If the NTP study alone manages to run reviewer gauntlets with its significance intact, however, the EPA may find it difficult not to regulate fluoride as a carcinogen. As this article was being written, edicts from above constrained federal scientists from discussing the impact of the NTP study, but several were willing to provide off-the-record background. “It is difficult to see how EPA can fail to regulate fluoride as a carcinogen in light of what NTP has found,” observed one. “Osteosarcomas are an extremely unusual result in rat carcinogenicity tests. Toxicologists tell me that the only other substance that has produced this is radium. Even uranium, which is also deposited in bone, failed to do it.”

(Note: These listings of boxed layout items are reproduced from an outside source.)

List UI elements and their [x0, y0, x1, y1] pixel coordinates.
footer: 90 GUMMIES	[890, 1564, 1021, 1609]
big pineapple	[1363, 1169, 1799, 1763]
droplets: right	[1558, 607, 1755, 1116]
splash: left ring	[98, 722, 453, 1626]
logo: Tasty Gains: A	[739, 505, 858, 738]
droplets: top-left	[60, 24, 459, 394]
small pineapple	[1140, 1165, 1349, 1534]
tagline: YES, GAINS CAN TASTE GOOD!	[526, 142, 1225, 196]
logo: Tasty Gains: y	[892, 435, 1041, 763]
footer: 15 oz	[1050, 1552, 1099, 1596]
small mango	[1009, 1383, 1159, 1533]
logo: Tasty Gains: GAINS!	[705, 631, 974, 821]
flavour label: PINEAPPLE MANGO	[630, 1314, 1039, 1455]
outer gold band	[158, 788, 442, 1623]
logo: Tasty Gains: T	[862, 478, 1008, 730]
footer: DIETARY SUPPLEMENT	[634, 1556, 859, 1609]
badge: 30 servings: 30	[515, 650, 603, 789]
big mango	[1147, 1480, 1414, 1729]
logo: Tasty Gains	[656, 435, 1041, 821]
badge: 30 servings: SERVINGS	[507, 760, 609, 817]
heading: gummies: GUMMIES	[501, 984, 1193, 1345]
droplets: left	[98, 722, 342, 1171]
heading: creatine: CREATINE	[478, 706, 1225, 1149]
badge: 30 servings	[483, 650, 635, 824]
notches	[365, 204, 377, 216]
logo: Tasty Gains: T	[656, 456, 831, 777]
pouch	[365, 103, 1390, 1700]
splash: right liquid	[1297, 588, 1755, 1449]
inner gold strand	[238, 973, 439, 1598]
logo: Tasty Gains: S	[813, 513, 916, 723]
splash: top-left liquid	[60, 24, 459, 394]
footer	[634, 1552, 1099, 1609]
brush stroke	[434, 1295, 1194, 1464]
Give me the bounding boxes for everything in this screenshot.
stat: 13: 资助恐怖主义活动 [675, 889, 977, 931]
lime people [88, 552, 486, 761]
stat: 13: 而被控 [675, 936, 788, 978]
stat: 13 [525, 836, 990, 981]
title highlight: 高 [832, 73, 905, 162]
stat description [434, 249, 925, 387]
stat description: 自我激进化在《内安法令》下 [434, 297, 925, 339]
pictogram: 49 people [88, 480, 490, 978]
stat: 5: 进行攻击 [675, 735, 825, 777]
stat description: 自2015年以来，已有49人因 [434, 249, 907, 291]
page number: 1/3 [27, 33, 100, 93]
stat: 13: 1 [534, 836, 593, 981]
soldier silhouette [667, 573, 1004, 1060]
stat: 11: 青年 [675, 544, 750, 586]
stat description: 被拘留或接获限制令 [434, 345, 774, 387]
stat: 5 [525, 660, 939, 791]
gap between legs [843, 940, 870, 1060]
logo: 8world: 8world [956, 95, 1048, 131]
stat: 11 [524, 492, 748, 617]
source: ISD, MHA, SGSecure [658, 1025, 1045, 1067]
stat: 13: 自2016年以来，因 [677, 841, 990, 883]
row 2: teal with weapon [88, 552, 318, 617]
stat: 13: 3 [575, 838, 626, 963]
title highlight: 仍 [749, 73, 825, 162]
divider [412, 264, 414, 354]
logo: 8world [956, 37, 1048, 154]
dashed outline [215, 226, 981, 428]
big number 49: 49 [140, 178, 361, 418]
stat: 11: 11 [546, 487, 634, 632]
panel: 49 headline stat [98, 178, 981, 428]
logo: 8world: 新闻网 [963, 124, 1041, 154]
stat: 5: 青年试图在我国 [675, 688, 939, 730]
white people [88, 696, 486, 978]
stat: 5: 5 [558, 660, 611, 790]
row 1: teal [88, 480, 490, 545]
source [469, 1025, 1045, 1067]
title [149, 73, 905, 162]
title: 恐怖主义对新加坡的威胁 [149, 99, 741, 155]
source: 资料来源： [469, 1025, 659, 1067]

‘Further Implicates Fluoride’

“The fact that this highly atypical form of cancer occurred in the organ where fluoride is stored – bone – further implicates fluoride as the cause,” this scientist continued. “Also, the osteosarcomas appeared to be dose-related, and none occurred in controls, making it a clean study. If these results hold up, EPA can’t ignore them, despite the fact that they occurred in only one sex of one species. And the incidence of oral cancers in both male and female rats also seems suggestive. I think they’ll have to classify fluoride as a carcinogen.”

“EPA can’t ignore this,” agreed one of the agency’s scientists. “If we could regulate trichloroethylene as a carcinogen when only 2-4% of the test animals had problems, how can we discount these fluoride results?”

Under the Safe Water Act, a carcinogenic classification would require the EPA to set a maximum-contaminant-level goal of zero for fluoride in drinking water, because of the “no threshold” assumption that governs regulation of carcinogens by public-health agencies.

“The weight of current scientific evidence indicates it is likely that any substance found to be carcinogenic in lab animals is also likely to be carcinogenic in humans and that even the smallest amounts of this substance may cause a correspondingly small increase in the risk of cancer,” explained Robert Carton, Ph.D., an EPA environmental scientist. (He is president of EPA Local 2050 of the National Federation of of Federal Employees, which has been opposing what it views as the politicization of science at the EPA, using fluoride as a case in point.) “Since this is what the scientific evidence says, public-health agencies are ethically compelled to act on it.”

Impact? Can’t Even Guess

“The ‘no threshold’ concept cannot be proved and is the subject of scientific debate,” noted Dr. Cotruvo. “But it is the policy assumption that guides our regulation of carcinogens.” If the EPA tags fluoride a carcinogen, it will mean the end of public-water fluoridation in the United States.

“A new fluoride standard is going to happen – EPA has already set up a work group,” another agency scientist related. “Even if the NTP evidence is termed “equivocal,” they’ll regulate, because EPA determines risk as a function of toxicity times exposure, and the exposure population for fluoride in drinking water is over 140 million.Lead is the only substance with a larger exposure.”

Dr. Cotruvo, however, stated that “it is too early to speculate or even guess as to what the impact of NTP’s study will be on EPA’s fluoride standard.”